Mit Erkenntnis vom 9. Dezember 2004, G115/04, hat der Verfassungsgerichtshof die in Prüfung gezogene Wortfolge als verfassungswidrig aufgehoben. Gemäß der im vorliegenden Verordnungsprüfungsverfahren anzuwendenden bereinigten Rechtslage sind Baubewilligungen gemäß §20 Abs2 Bgld RPlG erst zulässig, wenn der Gemeinderat durch Verordnung feststellt, dass die Erschließung durch Straßen und Versorgungsleitungen gesichert ist.

3. Die Erlassung einer Freigabeverordnung gemäß §20 Abs2 Bgld RPlG ist daher nicht in das Belieben der Gemeinde gestellt. Sie hat das Aufschließungsgebiet freizugeben, wenn die Erschließung durch Straßen und Versorgungsleitungen gesichert ist. Behält der Flächenwidmungsplan die Kennzeichnung von Grundstücken als Aufschließungsgebiet über längere Zeit bei, obwohl die Erschließung gesichert ist, so wird der Flächenwidmungsplan gesetzwidrig.

Der Verfassungsgerichtshof sprach bereits im Erkenntnis VfSlg. 12.755/1991 zur Verpflichtung der Anpassung einer Verordnung an den geänderten Sachverhalt aus, dass es sich

"bei der Kennzeichnung von Flächen innerhalb des Baulandes als Aufschließungsgebiete um einen jener Fälle [handelt], in denen das Gesetz dem Verordnungsgeber aufträgt, seine Entscheidung an sich ändernden Situationen zu orientieren. In derartigen Fällen wird nach der Rechtsprechung des Verfassungsgerichtshofes selbst eine im Zeitpunkt ihrer Erlassung gesetzmäßig gewesene Verordnung gesetzwidrig, wenn der Grund zu ihrer Erlassung weggefallen ist (s. etwa VfSlg. 9588/1982; VfGH 2.3.1990, V34/89; vgl. auch VfSlg. 6774/1972). Der Verordnungsgeber ist dabei verhalten, fallweise zu untersuchen, ob die Annahmen, von denen er bei Verordnungserlassung ausgegangen ist, noch zutreffen (so etwa VfSlg. 8212/1977 und 8329/1978).

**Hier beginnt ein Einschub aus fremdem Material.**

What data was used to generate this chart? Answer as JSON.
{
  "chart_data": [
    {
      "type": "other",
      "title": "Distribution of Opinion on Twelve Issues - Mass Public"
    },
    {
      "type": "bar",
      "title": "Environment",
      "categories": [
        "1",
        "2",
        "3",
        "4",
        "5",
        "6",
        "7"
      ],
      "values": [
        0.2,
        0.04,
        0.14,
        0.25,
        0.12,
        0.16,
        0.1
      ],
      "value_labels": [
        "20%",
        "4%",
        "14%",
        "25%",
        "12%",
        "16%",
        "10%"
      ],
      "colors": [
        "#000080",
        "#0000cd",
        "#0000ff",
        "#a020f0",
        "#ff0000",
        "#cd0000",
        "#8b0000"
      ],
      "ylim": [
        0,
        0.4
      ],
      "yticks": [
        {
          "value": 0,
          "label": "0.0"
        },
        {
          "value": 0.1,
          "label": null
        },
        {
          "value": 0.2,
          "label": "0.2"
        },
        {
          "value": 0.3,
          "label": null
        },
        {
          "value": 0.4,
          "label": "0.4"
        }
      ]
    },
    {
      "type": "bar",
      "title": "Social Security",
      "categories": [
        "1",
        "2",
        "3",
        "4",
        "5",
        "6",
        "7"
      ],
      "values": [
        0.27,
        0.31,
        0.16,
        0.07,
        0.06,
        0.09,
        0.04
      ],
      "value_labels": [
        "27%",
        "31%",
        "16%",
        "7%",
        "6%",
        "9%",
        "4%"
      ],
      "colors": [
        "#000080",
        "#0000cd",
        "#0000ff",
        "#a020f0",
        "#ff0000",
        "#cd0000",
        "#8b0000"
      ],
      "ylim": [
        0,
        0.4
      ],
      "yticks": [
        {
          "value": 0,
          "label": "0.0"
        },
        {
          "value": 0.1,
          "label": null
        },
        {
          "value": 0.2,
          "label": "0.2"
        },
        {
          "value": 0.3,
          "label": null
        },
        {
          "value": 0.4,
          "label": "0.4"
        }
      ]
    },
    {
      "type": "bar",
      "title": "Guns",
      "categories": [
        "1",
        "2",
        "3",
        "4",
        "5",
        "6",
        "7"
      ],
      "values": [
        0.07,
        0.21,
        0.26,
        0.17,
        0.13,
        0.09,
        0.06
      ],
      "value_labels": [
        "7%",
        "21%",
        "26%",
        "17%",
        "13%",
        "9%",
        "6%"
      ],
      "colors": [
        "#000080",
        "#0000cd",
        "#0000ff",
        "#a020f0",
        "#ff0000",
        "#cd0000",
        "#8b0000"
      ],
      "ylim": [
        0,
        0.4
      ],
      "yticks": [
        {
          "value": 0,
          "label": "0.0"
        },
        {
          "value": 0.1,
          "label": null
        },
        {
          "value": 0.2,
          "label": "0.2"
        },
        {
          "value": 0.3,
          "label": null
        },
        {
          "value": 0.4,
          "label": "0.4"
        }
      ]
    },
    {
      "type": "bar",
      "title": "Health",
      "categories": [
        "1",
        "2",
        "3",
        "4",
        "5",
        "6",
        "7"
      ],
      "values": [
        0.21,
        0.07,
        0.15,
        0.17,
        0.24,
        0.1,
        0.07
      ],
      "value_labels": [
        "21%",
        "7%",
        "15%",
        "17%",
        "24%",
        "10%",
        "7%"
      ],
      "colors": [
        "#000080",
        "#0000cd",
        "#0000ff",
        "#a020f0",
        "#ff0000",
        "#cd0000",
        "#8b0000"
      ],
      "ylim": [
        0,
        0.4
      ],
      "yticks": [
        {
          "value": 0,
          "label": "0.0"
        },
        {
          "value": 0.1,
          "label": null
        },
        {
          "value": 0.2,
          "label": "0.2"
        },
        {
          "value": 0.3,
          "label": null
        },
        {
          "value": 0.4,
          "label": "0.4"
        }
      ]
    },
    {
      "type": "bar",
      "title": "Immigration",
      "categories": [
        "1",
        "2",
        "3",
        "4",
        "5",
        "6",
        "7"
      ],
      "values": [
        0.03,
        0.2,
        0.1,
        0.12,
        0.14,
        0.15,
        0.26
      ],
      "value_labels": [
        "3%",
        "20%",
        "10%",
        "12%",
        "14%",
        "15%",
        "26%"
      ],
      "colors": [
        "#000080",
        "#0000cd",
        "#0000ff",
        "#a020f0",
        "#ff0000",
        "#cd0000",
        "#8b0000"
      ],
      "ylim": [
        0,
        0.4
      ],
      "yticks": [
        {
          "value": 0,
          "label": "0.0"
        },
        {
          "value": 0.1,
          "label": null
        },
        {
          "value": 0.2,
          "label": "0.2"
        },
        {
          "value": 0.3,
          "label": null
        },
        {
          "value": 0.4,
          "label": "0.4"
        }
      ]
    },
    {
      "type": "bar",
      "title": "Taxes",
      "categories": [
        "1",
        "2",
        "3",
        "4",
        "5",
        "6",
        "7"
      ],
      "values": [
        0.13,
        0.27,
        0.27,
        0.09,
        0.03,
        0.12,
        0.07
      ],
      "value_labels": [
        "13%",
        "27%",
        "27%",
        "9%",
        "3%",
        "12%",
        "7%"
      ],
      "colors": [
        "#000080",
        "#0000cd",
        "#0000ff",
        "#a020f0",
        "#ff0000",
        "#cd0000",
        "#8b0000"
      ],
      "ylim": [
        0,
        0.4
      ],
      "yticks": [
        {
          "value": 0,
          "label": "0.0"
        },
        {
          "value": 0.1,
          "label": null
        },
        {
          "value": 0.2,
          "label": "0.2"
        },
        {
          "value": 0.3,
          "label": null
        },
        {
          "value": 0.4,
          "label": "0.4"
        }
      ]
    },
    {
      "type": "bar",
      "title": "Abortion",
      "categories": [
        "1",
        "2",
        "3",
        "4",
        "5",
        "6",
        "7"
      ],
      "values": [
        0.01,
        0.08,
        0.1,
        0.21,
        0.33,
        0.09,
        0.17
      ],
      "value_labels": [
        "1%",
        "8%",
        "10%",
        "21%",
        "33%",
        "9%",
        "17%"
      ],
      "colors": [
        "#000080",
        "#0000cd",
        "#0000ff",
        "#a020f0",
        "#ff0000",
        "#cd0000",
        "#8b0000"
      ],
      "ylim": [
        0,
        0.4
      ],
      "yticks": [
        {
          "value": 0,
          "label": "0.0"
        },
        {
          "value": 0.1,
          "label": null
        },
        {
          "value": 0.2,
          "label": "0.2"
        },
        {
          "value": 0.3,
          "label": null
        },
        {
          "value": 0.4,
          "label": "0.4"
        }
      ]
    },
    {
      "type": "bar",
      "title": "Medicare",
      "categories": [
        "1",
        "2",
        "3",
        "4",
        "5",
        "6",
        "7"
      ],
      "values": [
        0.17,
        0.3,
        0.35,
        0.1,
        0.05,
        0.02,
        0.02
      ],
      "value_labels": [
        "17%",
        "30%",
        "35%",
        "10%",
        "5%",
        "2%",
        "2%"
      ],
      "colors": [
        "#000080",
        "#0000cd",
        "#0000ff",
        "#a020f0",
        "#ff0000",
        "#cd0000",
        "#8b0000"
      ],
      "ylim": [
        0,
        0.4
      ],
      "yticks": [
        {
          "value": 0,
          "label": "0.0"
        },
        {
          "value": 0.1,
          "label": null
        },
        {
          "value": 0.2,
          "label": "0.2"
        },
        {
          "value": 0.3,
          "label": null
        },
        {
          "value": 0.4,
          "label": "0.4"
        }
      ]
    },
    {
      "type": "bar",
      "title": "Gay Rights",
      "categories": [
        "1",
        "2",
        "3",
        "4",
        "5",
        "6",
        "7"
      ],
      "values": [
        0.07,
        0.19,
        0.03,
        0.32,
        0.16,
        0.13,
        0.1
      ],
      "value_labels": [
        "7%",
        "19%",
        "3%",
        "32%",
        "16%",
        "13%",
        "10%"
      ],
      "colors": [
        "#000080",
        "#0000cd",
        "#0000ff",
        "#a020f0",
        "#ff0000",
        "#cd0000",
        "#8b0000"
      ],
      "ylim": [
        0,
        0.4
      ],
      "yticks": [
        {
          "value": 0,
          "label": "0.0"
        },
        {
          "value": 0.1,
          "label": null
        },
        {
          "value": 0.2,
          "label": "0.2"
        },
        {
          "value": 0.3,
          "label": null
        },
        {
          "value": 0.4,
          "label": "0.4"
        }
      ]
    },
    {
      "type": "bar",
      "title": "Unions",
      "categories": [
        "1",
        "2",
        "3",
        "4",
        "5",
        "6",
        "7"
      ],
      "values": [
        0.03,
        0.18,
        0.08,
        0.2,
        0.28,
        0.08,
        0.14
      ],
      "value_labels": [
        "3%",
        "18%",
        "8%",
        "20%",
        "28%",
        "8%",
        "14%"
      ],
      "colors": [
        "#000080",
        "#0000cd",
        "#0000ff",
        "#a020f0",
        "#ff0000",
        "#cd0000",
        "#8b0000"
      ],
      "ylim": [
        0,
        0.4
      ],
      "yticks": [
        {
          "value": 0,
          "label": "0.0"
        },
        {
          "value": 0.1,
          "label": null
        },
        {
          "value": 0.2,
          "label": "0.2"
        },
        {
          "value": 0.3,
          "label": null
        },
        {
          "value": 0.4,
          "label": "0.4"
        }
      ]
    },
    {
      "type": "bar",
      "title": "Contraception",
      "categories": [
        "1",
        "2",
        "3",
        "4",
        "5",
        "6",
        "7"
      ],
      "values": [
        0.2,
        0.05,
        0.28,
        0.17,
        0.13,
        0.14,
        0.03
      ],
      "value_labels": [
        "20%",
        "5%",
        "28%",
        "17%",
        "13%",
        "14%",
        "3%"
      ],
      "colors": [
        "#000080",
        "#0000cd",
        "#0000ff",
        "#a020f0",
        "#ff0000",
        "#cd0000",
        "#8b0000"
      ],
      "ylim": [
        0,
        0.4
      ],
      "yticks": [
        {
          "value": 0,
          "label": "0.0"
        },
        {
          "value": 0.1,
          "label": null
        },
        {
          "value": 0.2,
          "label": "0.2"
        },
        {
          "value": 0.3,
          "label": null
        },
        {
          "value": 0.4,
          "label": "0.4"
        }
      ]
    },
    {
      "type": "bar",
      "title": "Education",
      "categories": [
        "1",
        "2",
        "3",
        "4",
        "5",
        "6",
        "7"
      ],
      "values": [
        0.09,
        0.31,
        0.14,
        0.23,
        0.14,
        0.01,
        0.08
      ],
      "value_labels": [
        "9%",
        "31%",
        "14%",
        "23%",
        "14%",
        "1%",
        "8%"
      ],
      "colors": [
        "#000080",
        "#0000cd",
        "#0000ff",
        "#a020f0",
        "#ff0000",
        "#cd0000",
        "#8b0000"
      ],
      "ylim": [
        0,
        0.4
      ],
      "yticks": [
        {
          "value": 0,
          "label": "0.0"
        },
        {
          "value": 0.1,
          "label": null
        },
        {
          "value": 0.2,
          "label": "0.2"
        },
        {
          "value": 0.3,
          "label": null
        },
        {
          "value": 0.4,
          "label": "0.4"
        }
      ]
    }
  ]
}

Zwar muß die Anpassung einer Verordnung an den geänderten Sachverhalt nicht unverzüglich erfolgen, sondern es ist dem Verordnungsgeber hiefür eine gewisse Zeitspanne zuzubilligen. Die Verzögerung ist jedoch im allgemeinen nur so lange tolerierbar, bis der Verordnungsgeber von der Änderung des Sachverhaltes Kenntnis erlangte oder erlangen mußte und es ihm sodann zumutbar ist, die Anpassung der Norm vorzunehmen (so VfGH 2.3.1990, V34/89)."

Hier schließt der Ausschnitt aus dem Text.